Wednesday 5 March 2014

Marine Wounded in Afghanistan Earns Medal of Honor

A young Marine veteran wounded during a grenade attack in Afghanistan in 2010 will be awarded the nation's top combat valor award, Marine Corp Times reported Wednesday.

William Kyle Carpenter, 24, who has retired, will be only the third Medal of Honor winner from wars in Afghanistan and Iraq. Military Times, citing unnamed sources, said a ceremony would be held later this year.

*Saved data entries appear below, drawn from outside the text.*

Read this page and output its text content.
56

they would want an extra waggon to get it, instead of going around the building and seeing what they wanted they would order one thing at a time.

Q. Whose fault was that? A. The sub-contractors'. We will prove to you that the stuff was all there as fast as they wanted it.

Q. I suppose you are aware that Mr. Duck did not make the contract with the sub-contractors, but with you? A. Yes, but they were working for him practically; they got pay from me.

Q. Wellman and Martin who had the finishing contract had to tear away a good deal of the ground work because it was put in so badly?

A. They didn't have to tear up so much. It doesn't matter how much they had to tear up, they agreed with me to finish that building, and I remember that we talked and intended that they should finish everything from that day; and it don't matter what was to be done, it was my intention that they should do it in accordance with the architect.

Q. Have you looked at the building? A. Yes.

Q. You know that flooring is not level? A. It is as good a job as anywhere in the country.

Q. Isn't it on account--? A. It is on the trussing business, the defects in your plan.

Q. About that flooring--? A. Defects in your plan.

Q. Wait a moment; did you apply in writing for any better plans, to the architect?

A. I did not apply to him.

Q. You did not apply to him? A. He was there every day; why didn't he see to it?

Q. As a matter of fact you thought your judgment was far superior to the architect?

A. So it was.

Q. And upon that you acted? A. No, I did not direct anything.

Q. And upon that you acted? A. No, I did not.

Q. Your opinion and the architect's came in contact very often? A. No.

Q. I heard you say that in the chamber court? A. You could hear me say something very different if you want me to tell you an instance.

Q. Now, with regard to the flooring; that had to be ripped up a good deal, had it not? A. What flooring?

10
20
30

Carpenter, 21, a lance corporal, covered a grenade to save the life of a friend, Lance Cpl. Nicholas Eufrazio, on Nov. 21, 2010, as they stood guard in the Marjah district of Afghanistan’s Helmand province, Military Times reported. 

Both survived the blast. Carpenter lost his right eye and most of his teeth, his jaw was shattered and his arm was broken in dozens of places. Eufrazio suffered brain damage that left him, until recently, unable to speak, the newspaper reported.

The blast investigation was hampered by a lack of witnesses, Carpenter's loss of any memory of the incident and Eufrazio's inability to speak, the newspaper noted.

But Marine Staff Sgt. Michael Kroll, Carpenter’s platoon sergeant, told the newspaper, “Our feeling has always been that Kyle shielded Nick from that blast.”

“Grenade blasts blow up, they don’t blow down” Christopher Frend, who triaged the soldiers, told the newspaper in 2012. “If he hadn’t done it, what we found would have looked completely different.”

Carpenter remains close with Dakota Meyer, who in 2011 became the first Marine Medal of Honor recipient from the war in Afghanistan. 

The corps’ only other post-9/11 Medal of Honor recipient, Cpl. Jason Dunham, was recognized posthumously for smothering a grenade in Iraq in 2004, Military Times reported.